The same holds true for marijuana as a gateway drug. People think that taking marijuana almost always leads to harder drugs. That's simply not true. The fact that someone jumps from mary jane to cocaine does happen, but it has nothing to do with the drug, but the person using it. Just like people continue to think "prostitution" is a gateway crime and therefore want laws strictly enforced. If government would simply make it legal and regulate it, crimes tied to prostitution would be drastically reduced, but that would require going against the moral majority and thinking outside the box.
If you are willing to do one dishonest and illegal thing (and do it with no remorse), you are likely to do others (i.e. correlation). It all has to do with the morals of the person committing the act. The article doesn't say much but it makes sense in all other areas. But stop calling it "Gateway crime," I'm sick of that label because it implies causation and leads to stupid crime prevention policies.
"All great wisdom is contained in .signature files"
What is it about the phrases "business executives" and "behind bars" that, when used in the same sentence, tend to make my nipples tingle?
This sig, aah-ah, is comin' like a ghost-sig...
that summary couldn't have made less sense to me.
It does not surprise me in the least that someone involved in black hat SEO was also involved in outright criminal activity. Loose ethics are loose ethics, no matter the business.
A side note to other posters... please keep in mind, guys: standard, ethical SEO and black hat SEO are NOT the same. Neither he nor I are talking about all-- or even most-- SEO methods.
Although I don't disagree at a high-level with Matt, this is also a bit of a stretch. The way I see it, Google's algorithm is far from perfect. All too often, I search for something and get results back from web sites that don't deserve to be at the top of the list but are not necessarily doing any kind of black-hat SEO. For whatever reason, Google incorrectly bestows traffic (and therefore revenue) to these sites that appear at the top. So would you blame someone who has a better web site from "pushing the envelope a bit"? To say that this behavior automatically constitutes some degree of moral decrepitude is a bit of a stretch. There are behaviors that are clearly wrong and I wholeheartedly disagree with them. But to expect perfection from the masses when Google's search results themselves are not perfect is a bit hypocritical in my view. Another way of putting it: It's easy for Google to sit back and say you do this and that to web site owners while Google's making Billions and so many sites are barely able to survive despite good quality content and top-notch intentions. Worse still is that Google has a "diversity problem" in my opinion. Top 10 search results will be from only 4 or 5 sites instead of from 10 different sites so you have more options to choose from. But what do I know.
- About 1% of the SEO job is to make sure that the robots can find your web pages and access the relevant patterns, which is called "RTFM", and is useful for customers who don't have the skills to apply that advice themselves, which is mostly a limited set of web-newbies.
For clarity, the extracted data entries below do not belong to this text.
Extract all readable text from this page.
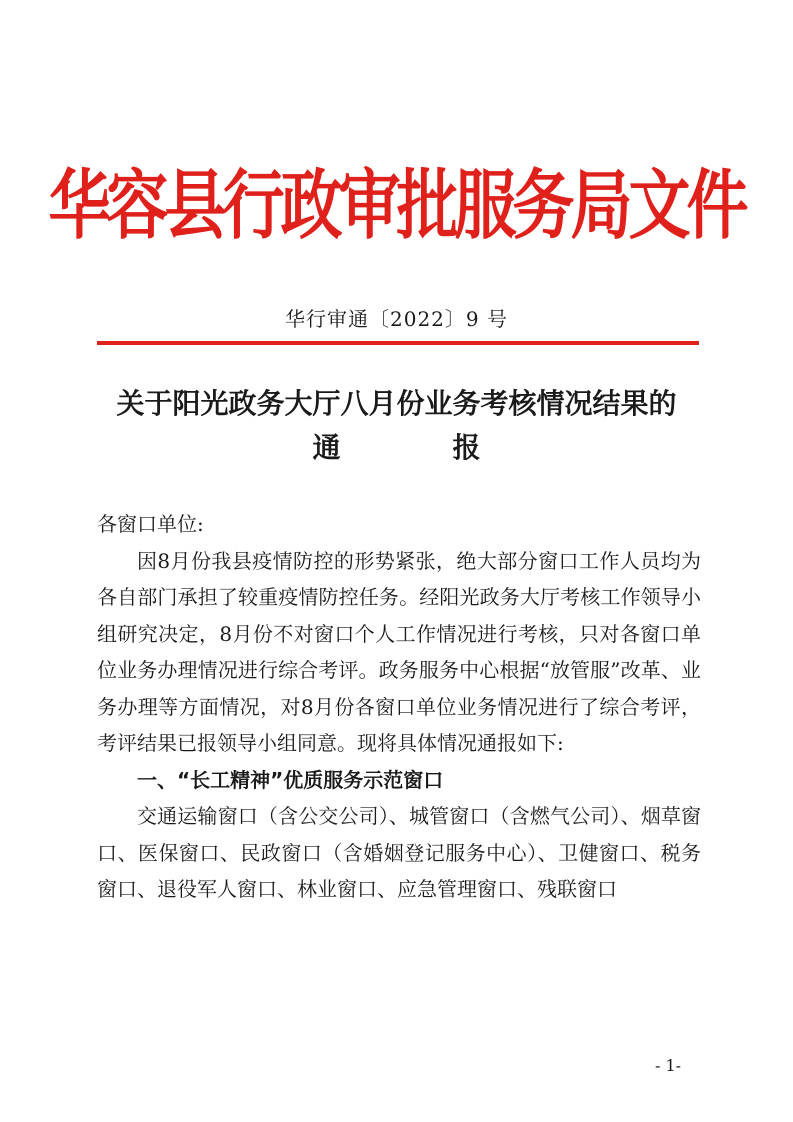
华容县行政审批服务局文件
华行审通〔2022〕9 号
关于阳光政务大厅八月份业务考核情况结果的
通	报

各窗口单位:

因8月份我县疫情防控的形势紧张，绝大部分窗口工作人员均为各自部门承担了较重疫情防控任务。经阳光政务大厅考核工作领导小组研究决定，8月份不对窗口个人工作情况进行考核，只对各窗口单位业务办理情况进行综合考评。政务服务中心根据“放管服”改革、业务办理等方面情况，对8月份各窗口单位业务情况进行了综合考评，考评结果已报领导小组同意。现将具体情况通报如下:

一、“长工精神”优质服务示范窗口

交通运输窗口（含公交公司）、城管窗口（含燃气公司）、烟草窗口、医保窗口、民政窗口（含婚姻登记服务中心）、卫健窗口、税务窗口、退役军人窗口、林业窗口、应急管理窗口、残联窗口

- 1-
- A somewhat larger part of the SEO job is telling customers how to take not-very-interesting pages and make them more interesting, which is called "editing", and there are customers who are clueless enough to hire an SEO to do it instead of an editor or marketing consultant or other directly skilled person.
- But the bulk of the SEO job is finding current and creative ways to lie to the robots, so the robots will tell the humans that the customer's uninteresting web page is interesting, so the humans will trigger the customer's banner ads or buy their products or fall for their scams or whatever. Some classic techniques include piling lots of popular search keywords onto the page or building link farms that emulate patterns of actual humans linking to pages they find interesting, etc., but they're all variants on lying about the interestingness of the customer's web site.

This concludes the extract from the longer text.